How do we define a good solution when there is no “right” answer?
Let’s start from a much more down to earth example. Carlos, a coworker of ours, enjoys chicken a lot. He also likes getting a good bang for his buck, and is always looking for a deal. In his quest to get the best tradeoff between taste and price, he has visited most of the restaurants that sell chicken near McGill University in Montreal. He rated the quality of each meal out of 10.
Restaurant | Price ($) | Rating (/10) |
A | 8.50 | 8.5 |
B | 12.00 | 7 |
C | 5.00 | 5 |
D | 18.00 | 9.5 |
E | 11.00 | 7 |
F | 7.00 | 4.5 |
G | 10.00 | 7.5 |
H | 13.00 | 8 |
I | 14.00 | 9.5 |
J | 8.50 | 5 |
K | 10.00 | 8 |
Some restaurants are very easy to rule out. For instance, restaurants D and I offer pretty much the same plate, but I is cheaper, so Carlos, a conscious spender, never goes to restaurant D. Similarly, restaurant F is a cheap option at $7, but it’s not better than the $5 plate at restaurant C.
However, Carlos doesn’t have a strong preference between restaurant I and restaurant A. I is better, but A is much cheaper, so they both have their qualities. Neither is strictly worse than the other.
We can consider this in a more general perspective and define restaurants for which a strictly better alternative (both less expensive AND better quality) exists as “suboptimal”. Hence, the restaurants that are worse than no others can be considered “optimal”. The case where an option is optimal by virtue of not being strictly worse than any other option is known as Pareto optimality.

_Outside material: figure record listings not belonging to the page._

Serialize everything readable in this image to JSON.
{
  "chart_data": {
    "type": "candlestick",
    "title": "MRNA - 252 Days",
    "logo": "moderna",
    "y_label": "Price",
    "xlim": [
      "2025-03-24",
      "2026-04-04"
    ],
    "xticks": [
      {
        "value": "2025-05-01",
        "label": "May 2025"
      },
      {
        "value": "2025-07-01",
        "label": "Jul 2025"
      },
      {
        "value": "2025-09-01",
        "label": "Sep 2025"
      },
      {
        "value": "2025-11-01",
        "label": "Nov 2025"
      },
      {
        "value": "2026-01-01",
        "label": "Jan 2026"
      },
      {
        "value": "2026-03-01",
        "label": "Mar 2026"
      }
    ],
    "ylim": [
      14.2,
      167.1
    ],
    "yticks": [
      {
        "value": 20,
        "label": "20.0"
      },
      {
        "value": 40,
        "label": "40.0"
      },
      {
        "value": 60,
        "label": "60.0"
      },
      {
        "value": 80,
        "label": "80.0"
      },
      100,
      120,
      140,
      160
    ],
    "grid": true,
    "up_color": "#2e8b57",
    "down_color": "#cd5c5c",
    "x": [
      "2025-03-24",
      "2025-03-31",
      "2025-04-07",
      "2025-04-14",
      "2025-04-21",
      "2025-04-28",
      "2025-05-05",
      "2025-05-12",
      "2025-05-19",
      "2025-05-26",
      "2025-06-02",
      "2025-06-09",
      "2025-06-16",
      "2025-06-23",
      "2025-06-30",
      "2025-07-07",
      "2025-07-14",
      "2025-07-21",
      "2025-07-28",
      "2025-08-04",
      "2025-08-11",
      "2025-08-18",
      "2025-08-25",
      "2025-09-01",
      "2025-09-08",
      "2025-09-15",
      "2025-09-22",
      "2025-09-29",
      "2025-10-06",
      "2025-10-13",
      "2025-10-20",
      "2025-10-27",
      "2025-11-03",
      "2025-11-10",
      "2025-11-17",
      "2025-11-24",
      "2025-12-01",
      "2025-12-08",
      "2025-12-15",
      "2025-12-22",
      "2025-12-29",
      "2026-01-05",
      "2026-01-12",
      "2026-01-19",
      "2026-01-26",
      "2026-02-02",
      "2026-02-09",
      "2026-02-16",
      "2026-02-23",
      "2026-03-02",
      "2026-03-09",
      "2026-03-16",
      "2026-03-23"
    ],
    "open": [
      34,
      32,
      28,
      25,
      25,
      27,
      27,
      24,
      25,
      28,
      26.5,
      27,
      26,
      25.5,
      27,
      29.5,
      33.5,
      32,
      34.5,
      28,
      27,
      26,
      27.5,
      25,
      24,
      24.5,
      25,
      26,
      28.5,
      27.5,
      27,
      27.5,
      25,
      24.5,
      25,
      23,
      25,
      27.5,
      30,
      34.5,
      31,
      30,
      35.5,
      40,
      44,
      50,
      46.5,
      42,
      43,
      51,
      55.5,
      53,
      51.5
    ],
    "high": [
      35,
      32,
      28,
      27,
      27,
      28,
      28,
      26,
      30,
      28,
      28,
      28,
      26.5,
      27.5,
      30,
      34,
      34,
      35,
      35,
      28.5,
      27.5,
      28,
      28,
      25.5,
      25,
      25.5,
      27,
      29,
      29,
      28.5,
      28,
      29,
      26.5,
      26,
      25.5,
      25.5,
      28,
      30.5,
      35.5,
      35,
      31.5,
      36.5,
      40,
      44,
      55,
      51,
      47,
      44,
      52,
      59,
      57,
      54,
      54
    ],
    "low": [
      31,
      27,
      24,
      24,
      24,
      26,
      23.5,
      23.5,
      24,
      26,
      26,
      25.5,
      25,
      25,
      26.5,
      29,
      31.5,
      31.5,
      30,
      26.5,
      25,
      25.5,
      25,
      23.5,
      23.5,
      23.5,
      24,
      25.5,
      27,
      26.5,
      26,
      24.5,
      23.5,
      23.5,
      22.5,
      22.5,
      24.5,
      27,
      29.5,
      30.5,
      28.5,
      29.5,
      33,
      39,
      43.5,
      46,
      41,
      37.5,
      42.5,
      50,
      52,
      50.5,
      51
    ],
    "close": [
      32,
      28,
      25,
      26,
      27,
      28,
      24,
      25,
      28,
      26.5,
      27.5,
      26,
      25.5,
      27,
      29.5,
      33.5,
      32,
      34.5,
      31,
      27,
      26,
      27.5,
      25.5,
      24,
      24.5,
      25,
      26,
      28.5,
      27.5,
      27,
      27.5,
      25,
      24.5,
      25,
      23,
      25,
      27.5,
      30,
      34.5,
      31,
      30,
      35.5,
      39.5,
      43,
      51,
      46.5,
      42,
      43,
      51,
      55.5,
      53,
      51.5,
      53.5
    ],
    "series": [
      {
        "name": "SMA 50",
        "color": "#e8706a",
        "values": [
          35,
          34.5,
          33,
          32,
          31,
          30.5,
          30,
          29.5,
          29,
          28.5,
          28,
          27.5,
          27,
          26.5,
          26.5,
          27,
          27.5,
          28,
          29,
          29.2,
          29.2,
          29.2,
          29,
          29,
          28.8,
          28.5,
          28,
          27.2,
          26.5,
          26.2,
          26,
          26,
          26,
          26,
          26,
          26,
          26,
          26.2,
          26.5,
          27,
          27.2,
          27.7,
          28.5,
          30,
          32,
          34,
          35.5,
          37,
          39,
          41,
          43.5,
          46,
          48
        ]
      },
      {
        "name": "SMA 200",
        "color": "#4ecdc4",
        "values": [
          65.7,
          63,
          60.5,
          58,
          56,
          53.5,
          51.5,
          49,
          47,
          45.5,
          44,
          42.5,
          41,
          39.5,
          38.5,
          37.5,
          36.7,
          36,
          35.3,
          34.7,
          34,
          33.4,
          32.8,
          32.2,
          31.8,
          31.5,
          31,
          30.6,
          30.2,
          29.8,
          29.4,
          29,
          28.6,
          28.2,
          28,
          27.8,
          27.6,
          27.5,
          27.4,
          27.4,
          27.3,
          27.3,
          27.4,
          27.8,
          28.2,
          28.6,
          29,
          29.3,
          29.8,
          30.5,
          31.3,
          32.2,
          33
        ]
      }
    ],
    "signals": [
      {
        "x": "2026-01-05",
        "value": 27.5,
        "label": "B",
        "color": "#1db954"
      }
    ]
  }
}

To visualize the problem, we can draw a plot of all the restaurants, organized by their performance on Carlos’s two criteria. We identify three restaurants that are worse than no others. We can define a line called the Pareto frontier, which is the set of points that are Pareto optimal. The nearer the line a restaurant is, the better it is as a lunch option.
Okay, but how in the world is this remotely related to Borderlands Science?

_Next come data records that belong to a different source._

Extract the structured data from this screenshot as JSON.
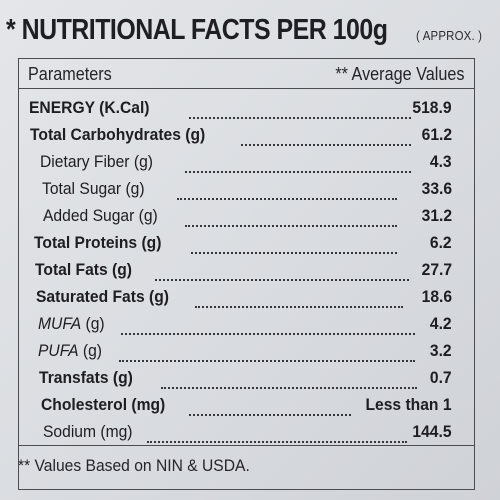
{
  "title": {
    "main": "* NUTRITIONAL FACTS PER 100g",
    "approx": "( APPROX. )"
  },
  "table": {
    "header_left": "Parameters",
    "header_right": "** Average Values",
    "rows": [
      {
        "label": "ENERGY (K.Cal)",
        "value": "518.9"
      },
      {
        "label": "Total Carbohydrates (g)",
        "value": "61.2"
      },
      {
        "label": "Dietary Fiber (g)",
        "value": "4.3"
      },
      {
        "label": "Total Sugar (g)",
        "value": "33.6"
      },
      {
        "label": "Added Sugar (g)",
        "value": "31.2"
      },
      {
        "label": "Total Proteins (g)",
        "value": "6.2"
      },
      {
        "label": "Total Fats (g)",
        "value": "27.7"
      },
      {
        "label": "Saturated Fats (g)",
        "value": "18.6"
      },
      {
        "label_italic": "MUFA",
        "label_rest": " (g)",
        "value": "4.2"
      },
      {
        "label_italic": "PUFA",
        "label_rest": " (g)",
        "value": "3.2"
      },
      {
        "label": "Transfats (g)",
        "value": "0.7"
      },
      {
        "label": "Cholesterol (mg)",
        "value": "Less than 1"
      },
      {
        "label": "Sodium (mg)",
        "value": "144.5"
      }
    ]
  },
  "footer": "** Values Based on NIN & USDA."
}
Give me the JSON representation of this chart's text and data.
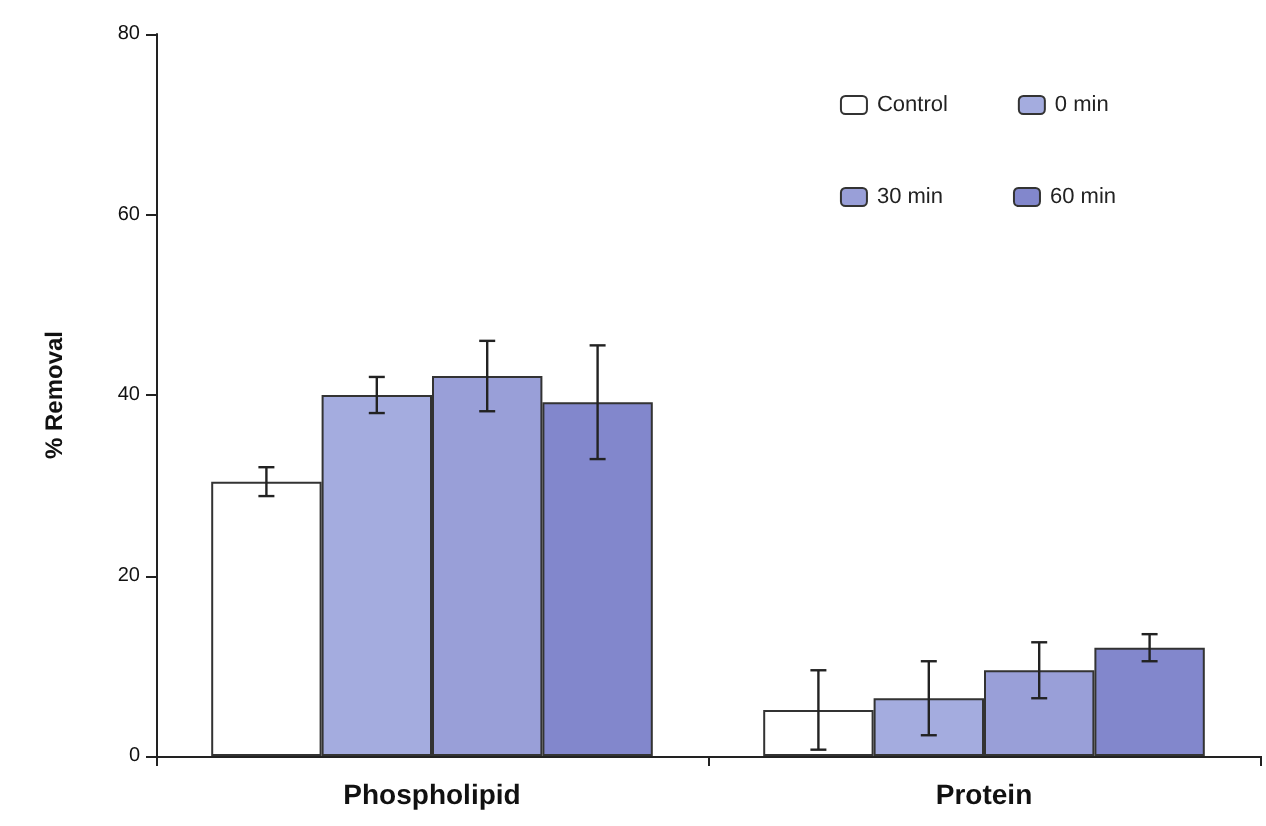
{
  "chart_data": {
    "type": "bar",
    "ylabel": "% Removal",
    "categories": [
      "Phospholipid",
      "Protein"
    ],
    "series": [
      {
        "name": "Control",
        "color": "#ffffff",
        "values": [
          30.4,
          5.1
        ],
        "errors": [
          1.6,
          4.4
        ]
      },
      {
        "name": "0 min",
        "color": "#a4acdf",
        "values": [
          40,
          6.4
        ],
        "errors": [
          2,
          4.1
        ]
      },
      {
        "name": "30 min",
        "color": "#999fd8",
        "values": [
          42.1,
          9.5
        ],
        "errors": [
          3.9,
          3.1
        ]
      },
      {
        "name": "60 min",
        "color": "#8287cc",
        "values": [
          39.2,
          12
        ],
        "errors": [
          6.3,
          1.5
        ]
      }
    ],
    "ylim": [
      0,
      80
    ],
    "yticks": [
      0,
      20,
      40,
      60,
      80
    ],
    "grid": false,
    "legend": "top right"
  }
}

What we are doing with Borderlands Science is exactly the same idea; we are trying to optimize the tradeoff between maximizing the number of correctly aligned nucleotides, and minimizing the number of gaps. Thus, we are most interested in solutions that are not worse than other solutions. So, given all solutions provided for a puzzle, we can position them on a two-axis plot just like we did for the restaurants, and obtain data like the following:
In order to assemble a new alignment, we use data from optimal or near-optimal solutions (near the red line). Note that on this plot of real data, darker blue points mean there are multiple solutions with the same score and number of gaps. As you see, there is a nice spread of different strategies for solving the problem; some players like to go fast and use the minimum number of tokens they can to get the par scores, and some like to fight for the high score. Moreover, not all players are given the same number of tokens to ensure we sample the whole solution space.
Thanks to this variety, we can obtain a good approximation of a consensus answer to the question “how do players intuitively address the tradeoff between score and gaps?”, based on submissions that are both varied and high-quality.